Comment les cellules cancéreuses se propagent-elles? nouvelle étude trouve des indices


Comment les cellules cancéreuses se propagent-elles? nouvelle étude trouve des indices

Le glioblastome est le type de cancer du cerveau le plus répandu et le plus meurtrier et chaque année, environ 10 000 individus aux États-Unis sont diagnostiqués avec la maladie. Maintenant, les chercheurs ont trouvé une protéine qui peut donner un aperçu de la façon dont la maladie se déplace et envahit les tissus cérébrales sains proches.

En outre, les chercheurs suggèrent qu'un médicament approuvé par la FDA sur le marché déjà sur le marché pourrait ralentir le mouvement de ces cellules cancéreuses mortelles. L'étude est publiée le 1er mai dans le journal en ligne, à accès libre PloS Biology .

L'auteur principal de l'étude, Alfredo Quinones-Hinojosa, M.D., professeur agrégé de neurochirurgie et d'oncologie à l'École de médecine de l'Université Johns Hopkins, explique:

"Le plus grand défi dans le cancer du cerveau est la migration des cellules cancéreuses. Nous ne pouvons pas le contrôler. Si nous pouvions attraper ces cellules avant de partir dans d'autres parties du cerveau, nous pourrions rendre les tumeurs malignes plus faciles à gérer et améliorer l'espérance de vie Et la qualité de vie. Cette découverte nous donne de l'espoir et nous rapproche d'un remède ".

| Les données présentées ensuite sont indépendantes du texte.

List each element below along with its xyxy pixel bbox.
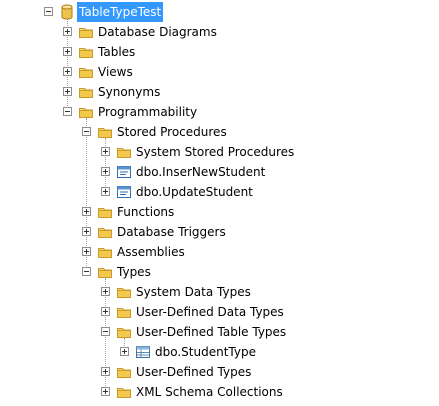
table-type-icon [135,344,151,360]
expand-plus-icon[interactable] [63,87,72,96]
tree-node-label[interactable]: Database Diagrams [96,22,219,42]
tree-node[interactable]: User-Defined Data Types [0,302,439,322]
folder-icon [116,364,132,380]
tree-node-label[interactable]: Functions [115,202,176,222]
folder-icon [78,24,94,40]
folder-icon [78,104,94,120]
folder-icon [97,124,113,140]
stored-procedure-icon [116,164,132,180]
tree-node[interactable]: System Stored Procedures [0,142,439,162]
object-explorer-tree: TableTypeTest Database Diagrams Tables View… [0,0,439,406]
folder-icon [116,384,132,400]
tree-node[interactable]: Tables [0,42,439,62]
expand-plus-icon[interactable] [101,307,110,316]
folder-icon [116,324,132,340]
tree-node[interactable]: Views [0,62,439,82]
expand-plus-icon[interactable] [82,247,91,256]
folder-icon [116,284,132,300]
tree-node-label[interactable]: Stored Procedures [115,122,229,142]
tree-node-label[interactable]: Views [96,62,135,82]
tree-node-label[interactable]: dbo.UpdateStudent [134,182,255,202]
collapse-minus-icon[interactable] [63,107,72,116]
tree-node-label[interactable]: Database Triggers [115,222,228,242]
expand-plus-icon[interactable] [101,287,110,296]
tree-node-label[interactable]: dbo.StudentType [153,342,258,362]
tree-node-label[interactable]: System Data Types [134,282,253,302]
tree-node[interactable]: User-Defined Types [0,362,439,382]
tree-node[interactable]: XML Schema Collections [0,382,439,402]
tree-node-label[interactable]: Tables [96,42,137,62]
expand-plus-icon[interactable] [101,147,110,156]
tree-node-label[interactable]: dbo.InserNewStudent [134,162,267,182]
tree-node[interactable]: Database Triggers [0,222,439,242]
folder-icon [97,224,113,240]
expand-plus-icon[interactable] [101,367,110,376]
tree-node-label[interactable]: User-Defined Table Types [134,322,288,342]
tree-node-label[interactable]: User-Defined Types [134,362,253,382]
collapse-minus-icon[interactable] [44,7,53,16]
tree-node[interactable]: User-Defined Table Types [0,322,439,342]
tree-node-label[interactable]: System Stored Procedures [134,142,296,162]
tree-node[interactable]: Assemblies [0,242,439,262]
folder-icon [116,304,132,320]
tree-node[interactable]: Database Diagrams [0,22,439,42]
folder-icon [78,44,94,60]
tree-node[interactable]: Programmability [0,102,439,122]
collapse-minus-icon[interactable] [82,127,91,136]
tree-node[interactable]: Functions [0,202,439,222]
expand-plus-icon[interactable] [101,387,110,396]
tree-node[interactable]: Synonyms [0,82,439,102]
folder-icon [78,64,94,80]
tree-node-label[interactable]: Programmability [96,102,199,122]
tree-node-label[interactable]: User-Defined Data Types [134,302,286,322]
database-icon [59,4,75,20]
tree-node-label[interactable]: Synonyms [96,82,162,102]
folder-icon [97,244,113,260]
expand-plus-icon[interactable] [120,347,129,356]
tree-node[interactable]: System Data Types [0,282,439,302]
collapse-minus-icon[interactable] [101,327,110,336]
expand-plus-icon[interactable] [82,207,91,216]
expand-plus-icon[interactable] [63,47,72,56]
folder-icon [97,264,113,280]
folder-icon [116,144,132,160]
tree-node[interactable]: Types [0,262,439,282]
tree-node-label[interactable]: Assemblies [115,242,187,262]
folder-icon [97,204,113,220]
folder-icon [78,84,94,100]
tree-node[interactable]: Stored Procedures [0,122,439,142]
tree-node-label[interactable]: Types [115,262,153,282]
tree-node[interactable]: dbo.InserNewStudent [0,162,439,182]
tree-node[interactable]: dbo.StudentType [0,342,439,362]
tree-node[interactable]: TableTypeTest [0,2,439,22]
expand-plus-icon[interactable] [101,187,110,196]
tree-node-label[interactable]: TableTypeTest [77,2,164,22]
expand-plus-icon[interactable] [82,227,91,236]
tree-node[interactable]: dbo.UpdateStudent [0,182,439,202]
collapse-minus-icon[interactable] [82,267,91,276]
tree-node-label[interactable]: XML Schema Collections [134,382,285,402]
expand-plus-icon[interactable] [63,67,72,76]
expand-plus-icon[interactable] [63,27,72,36]
expand-plus-icon[interactable] [101,167,110,176]
stored-procedure-icon [116,184,132,200]
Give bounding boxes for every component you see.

Selon Quinones, l'espérance de vie après avoir été diagnostiqué avec du glioblastome n'est que de 15 mois. En outre, les remèdes chirurgicaux sont pratiquement impossibles car la maladie se métastasise si rapidement et les progrès de la chimiothérapie et les rayonnements ont été lents.

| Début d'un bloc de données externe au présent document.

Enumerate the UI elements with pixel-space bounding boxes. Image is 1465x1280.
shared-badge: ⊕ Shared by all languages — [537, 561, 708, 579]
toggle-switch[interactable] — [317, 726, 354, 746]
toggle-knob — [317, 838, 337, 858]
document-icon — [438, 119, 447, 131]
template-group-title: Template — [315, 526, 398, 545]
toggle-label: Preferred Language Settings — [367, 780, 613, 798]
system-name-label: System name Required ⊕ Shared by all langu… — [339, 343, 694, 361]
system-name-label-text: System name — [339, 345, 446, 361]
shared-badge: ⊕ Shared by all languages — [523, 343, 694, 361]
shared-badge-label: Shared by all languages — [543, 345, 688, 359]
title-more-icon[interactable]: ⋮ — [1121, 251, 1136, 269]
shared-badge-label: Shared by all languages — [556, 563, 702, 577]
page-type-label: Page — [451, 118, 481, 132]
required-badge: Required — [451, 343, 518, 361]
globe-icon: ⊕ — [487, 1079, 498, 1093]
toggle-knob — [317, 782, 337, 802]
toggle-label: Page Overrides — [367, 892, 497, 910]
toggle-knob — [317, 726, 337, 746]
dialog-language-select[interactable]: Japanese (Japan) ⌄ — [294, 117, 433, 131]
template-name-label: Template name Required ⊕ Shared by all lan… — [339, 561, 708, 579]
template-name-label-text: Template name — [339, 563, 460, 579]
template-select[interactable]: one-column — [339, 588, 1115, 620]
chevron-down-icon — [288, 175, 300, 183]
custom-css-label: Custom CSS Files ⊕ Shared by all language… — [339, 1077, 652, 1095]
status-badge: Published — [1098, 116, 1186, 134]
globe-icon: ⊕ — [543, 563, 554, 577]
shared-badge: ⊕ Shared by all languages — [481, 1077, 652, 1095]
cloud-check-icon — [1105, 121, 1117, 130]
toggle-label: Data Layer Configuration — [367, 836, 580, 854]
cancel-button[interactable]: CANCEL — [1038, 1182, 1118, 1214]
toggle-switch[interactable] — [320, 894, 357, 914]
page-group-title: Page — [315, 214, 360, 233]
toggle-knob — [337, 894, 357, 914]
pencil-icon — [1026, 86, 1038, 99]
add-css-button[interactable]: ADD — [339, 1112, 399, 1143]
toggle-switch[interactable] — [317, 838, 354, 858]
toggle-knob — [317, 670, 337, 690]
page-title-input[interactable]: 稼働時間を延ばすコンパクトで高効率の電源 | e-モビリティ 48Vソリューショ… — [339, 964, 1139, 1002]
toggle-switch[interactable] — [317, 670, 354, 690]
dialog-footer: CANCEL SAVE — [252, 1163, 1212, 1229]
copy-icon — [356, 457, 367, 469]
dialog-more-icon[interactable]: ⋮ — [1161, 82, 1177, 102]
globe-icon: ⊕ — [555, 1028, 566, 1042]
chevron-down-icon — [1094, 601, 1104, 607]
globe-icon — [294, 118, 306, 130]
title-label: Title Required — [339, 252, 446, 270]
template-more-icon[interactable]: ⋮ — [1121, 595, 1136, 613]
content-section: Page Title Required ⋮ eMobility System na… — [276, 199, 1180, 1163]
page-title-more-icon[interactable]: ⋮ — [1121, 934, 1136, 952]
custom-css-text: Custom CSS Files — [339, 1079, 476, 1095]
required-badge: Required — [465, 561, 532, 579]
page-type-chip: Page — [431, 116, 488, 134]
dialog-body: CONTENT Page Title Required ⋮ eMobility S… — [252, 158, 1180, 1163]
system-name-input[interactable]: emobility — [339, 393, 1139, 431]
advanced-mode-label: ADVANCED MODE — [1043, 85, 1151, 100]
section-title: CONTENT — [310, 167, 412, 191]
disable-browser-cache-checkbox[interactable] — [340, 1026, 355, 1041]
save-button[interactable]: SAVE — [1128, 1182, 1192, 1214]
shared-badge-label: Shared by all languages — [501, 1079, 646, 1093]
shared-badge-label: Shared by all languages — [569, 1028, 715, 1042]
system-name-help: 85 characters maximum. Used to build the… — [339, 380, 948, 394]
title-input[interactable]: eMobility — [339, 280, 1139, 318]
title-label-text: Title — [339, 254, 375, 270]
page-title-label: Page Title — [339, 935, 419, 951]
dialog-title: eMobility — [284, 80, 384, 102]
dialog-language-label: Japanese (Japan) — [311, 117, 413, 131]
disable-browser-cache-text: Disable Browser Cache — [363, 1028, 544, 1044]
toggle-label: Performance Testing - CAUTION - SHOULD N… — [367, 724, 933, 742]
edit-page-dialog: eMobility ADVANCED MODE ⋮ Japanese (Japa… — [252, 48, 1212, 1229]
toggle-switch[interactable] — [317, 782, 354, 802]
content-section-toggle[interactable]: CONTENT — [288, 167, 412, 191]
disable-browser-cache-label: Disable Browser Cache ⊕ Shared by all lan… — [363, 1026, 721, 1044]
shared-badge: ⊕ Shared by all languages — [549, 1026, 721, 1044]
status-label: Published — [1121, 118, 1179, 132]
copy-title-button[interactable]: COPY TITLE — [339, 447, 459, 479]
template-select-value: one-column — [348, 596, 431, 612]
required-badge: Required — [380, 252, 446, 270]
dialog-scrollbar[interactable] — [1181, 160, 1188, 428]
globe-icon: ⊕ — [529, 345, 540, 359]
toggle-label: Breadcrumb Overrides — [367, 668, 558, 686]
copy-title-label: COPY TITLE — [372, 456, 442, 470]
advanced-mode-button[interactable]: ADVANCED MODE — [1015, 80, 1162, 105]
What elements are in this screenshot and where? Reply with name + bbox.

Afin de trouver des moyens de prévenir ou de limiter la propagation de la maladie, l'équipe s'est concentrée sur le NKCC1 dans les cellules tumorales humaines dans le laboratoire et dans les cellules tumorales injectées chez la souris.

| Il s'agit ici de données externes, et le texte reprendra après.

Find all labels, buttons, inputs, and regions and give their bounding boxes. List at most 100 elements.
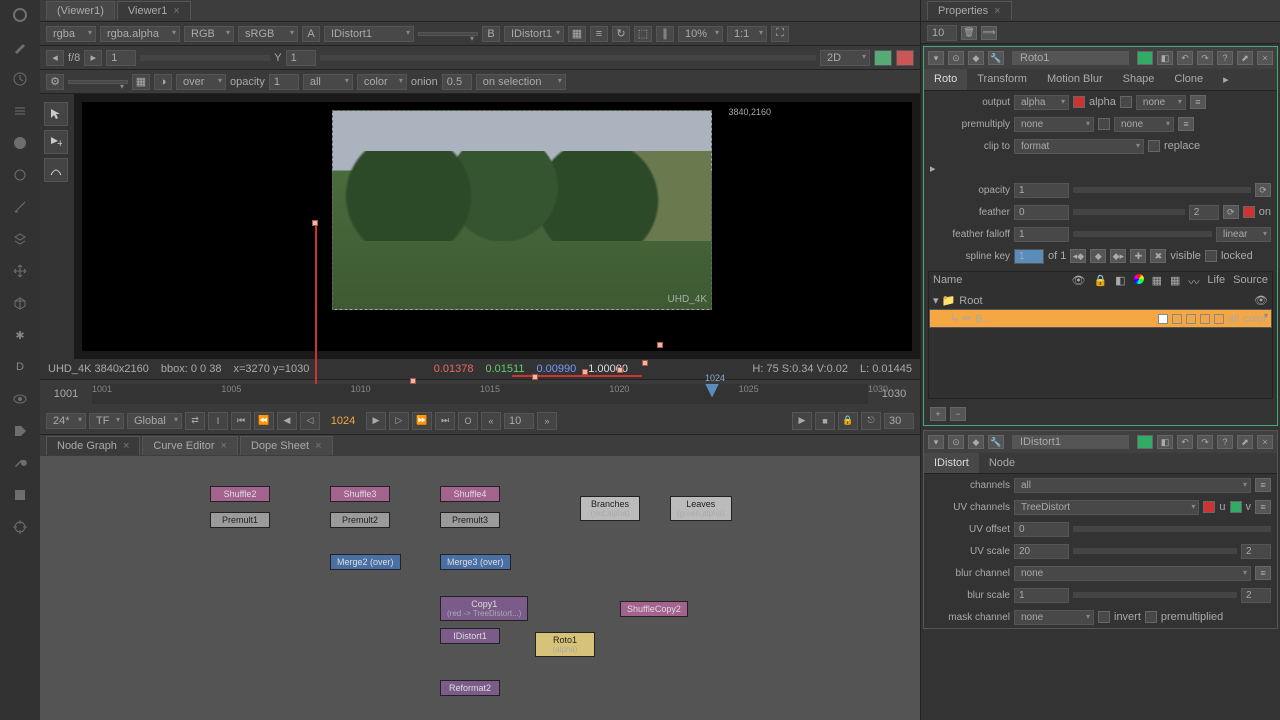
node-premult3[interactable]: Premult3 xyxy=(440,512,500,528)
lut-select[interactable]: sRGB xyxy=(238,26,298,42)
key-prev-icon[interactable]: ◂◆ xyxy=(1070,249,1086,263)
falloff-input[interactable]: 1 xyxy=(1014,227,1069,242)
pen-icon[interactable] xyxy=(11,198,29,216)
clock-icon[interactable] xyxy=(11,70,29,88)
timeline-track[interactable]: 1024 1001100510101015102010251030 xyxy=(92,384,868,404)
node-reformat2[interactable]: Reformat2 xyxy=(440,680,500,696)
falloff-type-select[interactable]: linear xyxy=(1216,227,1271,242)
a-node-select[interactable]: IDistort1 xyxy=(324,26,414,42)
fps-select[interactable]: 24* xyxy=(46,413,86,429)
node-shufflecopy2[interactable]: ShuffleCopy2 xyxy=(620,601,688,617)
skip-input[interactable]: 10 xyxy=(504,413,534,429)
brush-icon[interactable] xyxy=(11,38,29,56)
cube-icon[interactable] xyxy=(11,294,29,312)
clear-icon[interactable]: 🗑 xyxy=(961,26,977,40)
layer-select[interactable]: rgba.alpha xyxy=(100,26,180,42)
lock-icon[interactable]: 🔒 xyxy=(838,412,858,430)
move-icon[interactable] xyxy=(11,262,29,280)
node-shuffle3[interactable]: Shuffle3 xyxy=(330,486,390,502)
node-graph[interactable]: Shuffle2Premult1Shuffle3Premult2Shuffle4… xyxy=(40,456,920,720)
channel-select[interactable]: rgba xyxy=(46,26,96,42)
onselection-select[interactable]: on selection xyxy=(476,74,566,90)
rew-icon[interactable]: « xyxy=(481,412,501,430)
center-icon[interactable]: ⊙ xyxy=(948,51,964,65)
rec-icon[interactable]: ▶ xyxy=(792,412,812,430)
export-icon[interactable]: ⎋ xyxy=(861,412,881,430)
ff-icon[interactable]: » xyxy=(537,412,557,430)
blurscale-input[interactable]: 1 xyxy=(1014,588,1069,603)
shuffle-icon[interactable]: ⇄ xyxy=(185,412,205,430)
rgb-select[interactable]: RGB xyxy=(184,26,234,42)
key-add-icon[interactable]: ✚ xyxy=(1130,249,1146,263)
step-fwd-icon[interactable]: ▷ xyxy=(389,412,409,430)
output-x-icon[interactable] xyxy=(1073,96,1085,108)
maskch-select[interactable]: none xyxy=(1014,610,1094,625)
node-icon[interactable]: ◧ xyxy=(1157,51,1173,65)
channels-select[interactable]: all xyxy=(1014,478,1251,493)
ratio-select[interactable]: 1:1 xyxy=(727,26,767,42)
float-icon[interactable]: ⬈ xyxy=(1237,51,1253,65)
next-icon[interactable]: ▸ xyxy=(84,50,102,66)
feather-input[interactable]: 0 xyxy=(1014,205,1069,220)
redo-icon[interactable]: ↷ xyxy=(1197,51,1213,65)
properties-tab[interactable]: Properties× xyxy=(927,1,1012,20)
fstop-input[interactable]: 1 xyxy=(106,50,136,66)
tab-curve-editor[interactable]: Curve Editor× xyxy=(142,436,238,455)
color-swatch[interactable] xyxy=(1137,51,1153,65)
tag-icon[interactable] xyxy=(11,422,29,440)
step-back-key-icon[interactable]: ⏪ xyxy=(254,412,274,430)
color-select[interactable]: color xyxy=(357,74,407,90)
a-mode-select[interactable] xyxy=(418,32,478,36)
end-display[interactable]: 30 xyxy=(884,413,914,429)
undo-icon[interactable]: ↶ xyxy=(1177,51,1193,65)
falloff-slider[interactable] xyxy=(1073,231,1212,237)
roto-tab-more[interactable]: ▸ xyxy=(1213,69,1239,90)
in-button[interactable]: I xyxy=(208,412,228,430)
first-frame-icon[interactable]: ⏮ xyxy=(231,412,251,430)
play-back-icon[interactable]: ◀ xyxy=(277,412,297,430)
collapse-icon[interactable]: ▾ xyxy=(928,435,944,449)
select-tool-icon[interactable] xyxy=(44,102,68,126)
timeline-start[interactable]: 1001 xyxy=(46,388,86,400)
node-branches[interactable]: Branches(red,alpha) xyxy=(580,496,640,521)
lines-icon[interactable] xyxy=(11,102,29,120)
roto-tab-roto[interactable]: Roto xyxy=(924,69,967,90)
node-premult1[interactable]: Premult1 xyxy=(210,512,270,528)
close-panel-icon[interactable]: × xyxy=(1257,51,1273,65)
roto-opacity-slider[interactable] xyxy=(1073,187,1251,193)
node-shuffle4[interactable]: Shuffle4 xyxy=(440,486,500,502)
refresh-icon[interactable]: ↻ xyxy=(612,26,630,42)
tab-nodegraph[interactable]: Node Graph× xyxy=(46,436,140,455)
roto-tab-motion[interactable]: Motion Blur xyxy=(1037,69,1113,90)
tf-select[interactable]: TF xyxy=(89,413,124,429)
uvoff-input[interactable]: 0 xyxy=(1014,522,1069,537)
particles-icon[interactable]: ✱ xyxy=(11,326,29,344)
remove-layer-button[interactable]: − xyxy=(950,407,966,421)
fullscreen-icon[interactable]: ⛶ xyxy=(771,26,789,42)
idistort-tab-node[interactable]: Node xyxy=(979,453,1025,473)
current-frame[interactable]: 1024 xyxy=(323,415,363,427)
b-button[interactable]: B xyxy=(482,26,500,42)
curve-tool-icon[interactable] xyxy=(44,158,68,182)
gamma-slider[interactable] xyxy=(320,55,816,61)
opacity-input[interactable]: 1 xyxy=(269,74,299,90)
stop-icon[interactable]: ■ xyxy=(815,412,835,430)
comp-mode-select[interactable]: over xyxy=(176,74,226,90)
node-merge2-over-[interactable]: Merge2 (over) xyxy=(330,554,401,570)
gain-slider[interactable] xyxy=(140,55,270,61)
roto-tab-transform[interactable]: Transform xyxy=(967,69,1037,90)
premult-select[interactable]: none xyxy=(1014,117,1094,132)
step-fwd-key-icon[interactable]: ⏩ xyxy=(412,412,432,430)
uvscale-input[interactable]: 20 xyxy=(1014,544,1069,559)
node-roto1[interactable]: Roto1(alpha) xyxy=(535,632,595,657)
out-button[interactable]: O xyxy=(458,412,478,430)
node-premult2[interactable]: Premult2 xyxy=(330,512,390,528)
reticle-icon[interactable] xyxy=(11,518,29,536)
grid-icon[interactable]: ▦ xyxy=(132,74,150,90)
output3-select[interactable]: none xyxy=(1136,95,1186,110)
pause-icon[interactable]: ∥ xyxy=(656,26,674,42)
roi-icon[interactable]: ⬚ xyxy=(634,26,652,42)
feather-slider[interactable] xyxy=(1073,209,1185,215)
key-next-icon[interactable]: ◆▸ xyxy=(1110,249,1126,263)
node-merge3-over-[interactable]: Merge3 (over) xyxy=(440,554,511,570)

NKCC1 est une protéine qui transporte les ions sodium, potassium et chlorure, ainsi que l'eau et contrôle le volume des cellules.

Les chercheurs ont découvert que NKCC1 rend plus facile pour les cellules cancéreuses de se déplacer à travers les tissus et que les cellules tumorales étaient capables de voyager plus rapidement et plus longtemps, plus la protéine était présente dans les cellules du glioblastome. En outre, l'équipe a constaté que lorsque NKCC1 n'était pas présent, les cellules ont pu s'attacher aux cellules environnantes, car elles avaient des adhérences focales plus importantes, en les maintenant plus ancrées en place. Quinones note que les petites adhésions focales ont rendu les cellules plus mobiles et leur ont permis de voyager plus loin.

Selon Quinones, l'équipe a été capable de ralentir la migration des cellules tumorales en bloquant la protéine en utilisant du bumetanide diurétique - une pilule d'eau simple couramment utilisée pour réduire la rétention et le gonflement des liquides. Il explique: moins de mobilité signifie moins d'invasion des tissus environnants.

Quinones explique que si les cellules étaient moins envahissantes, il serait plus facile d'enlever chirurgicalement les tumeurs.

De plus, l'équipe a pu corréler la teneur en tumeur humaine avec les niveaux de protéines. Ils ont constaté que moins la tumeur est moins agressive, plus la quantité de NKCC1 est présente dans les cellules. Cette constatation indique que la protéine peut non seulement contribuer à l'augmentation de l'invasivité des tumeurs, mais aussi servir de marqueur potentiel au diagnostic.